Auch für mittelständische Unternehmen sind Investor Relations ein Thema

Investor Relations sind nicht nur für die Großkopferten und Global Player ein gewichtiges Thema. Auch mittelständische Unternehmen, die ihre Marke auf dem internationalen Parkett positionieren und neue Investoren an sich binden wollen, müssen sich daran gewöhnen, neue Wege in der Finanzkommunikation zu gehen. Wollen mittelständische Unternehmen aus dem SDax, TecDax oder MDax hierzulande weiter wachsen und soll der Wert der eigenen Aktie steigen, können sie mittlerweile nicht mehr auf die Nachfrage aus dem Inland hoffen. Vielmehr geht es beim Thema Investor Relations darum, sich den internationalen Gegebenheiten zu öffnen und dahin zu gehen, wo sich mögliche Investoren befinden.

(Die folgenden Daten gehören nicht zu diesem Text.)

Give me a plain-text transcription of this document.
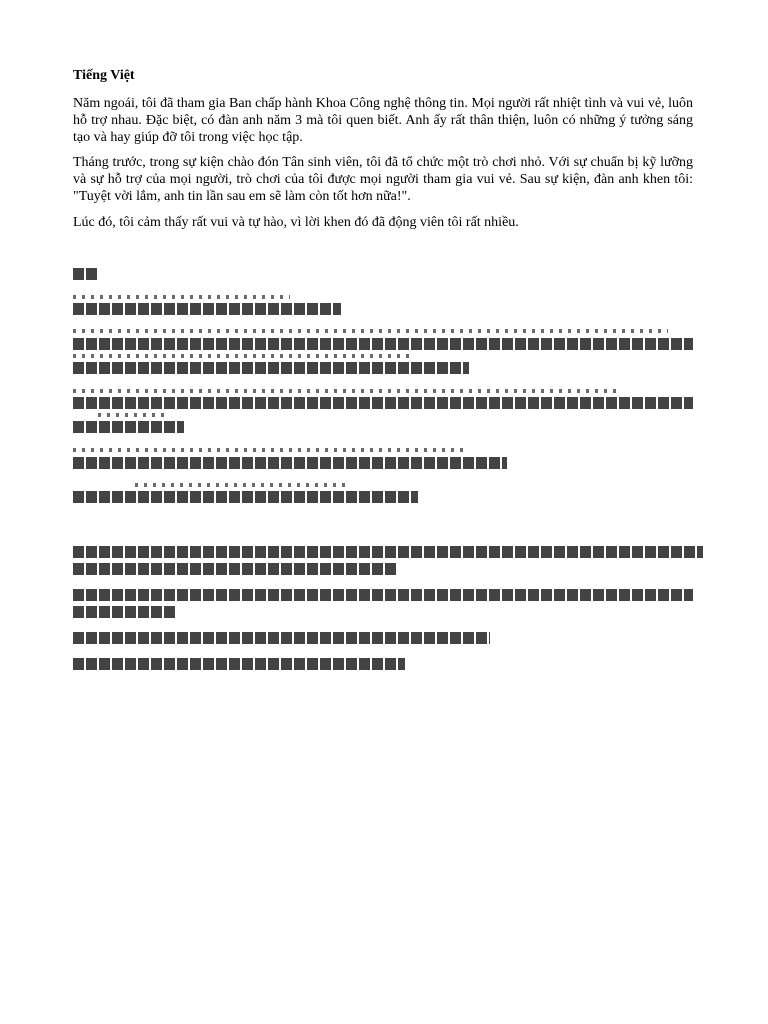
Tiếng Việt

Năm ngoái, tôi đã tham gia Ban chấp hành Khoa Công nghệ thông tin. Mọi người rất nhiệt tình và vui vẻ, luôn hỗ trợ nhau. Đặc biệt, có đàn anh năm 3 mà tôi quen biết. Anh ấy rất thân thiện, luôn có những ý tưởng sáng tạo và hay giúp đỡ tôi trong việc học tập.

Tháng trước, trong sự kiện chào đón Tân sinh viên, tôi đã tổ chức một trò chơi nhỏ. Với sự chuẩn bị kỹ lưỡng và sự hỗ trợ của mọi người, trò chơi của tôi được mọi người tham gia vui vẻ. Sau sự kiện, đàn anh khen tôi: "Tuyệt vời lắm, anh tin lần sau em sẽ làm còn tốt hơn nữa!".

Lúc đó, tôi cảm thấy rất vui và tự hào, vì lời khen đó đã động viên tôi rất nhiều.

mittelstand investorenMit Roadshows bauen mittelständische Unternehmen Kontakt zu Investoren auf

Die börsennotierten Mittelständler haben erkannt, dass der deutsche Investorenmarkt für eine kontinuierliche Wachstumssteigerung mittlerweile viel zu klein geworden ist. Es gibt sie zwar noch vereinzelt, die Investoren aus Deutschland, die in mittelständische Unternehmen investieren, doch diese Gruppe ist überschaubar. Um den Bereich Investor Relations auf eine neue Stufe zu stellen, bedarf es deshalb neuer Kommunikationswege. Roadshows sind zwar kein brandneues Allheilmittel, doch führt man sie auch heute noch effektiv durch, kann man sich designierten Investoren deutlich besser präsentieren und hat die Möglichkeit, direkt in Kontakt zu treten.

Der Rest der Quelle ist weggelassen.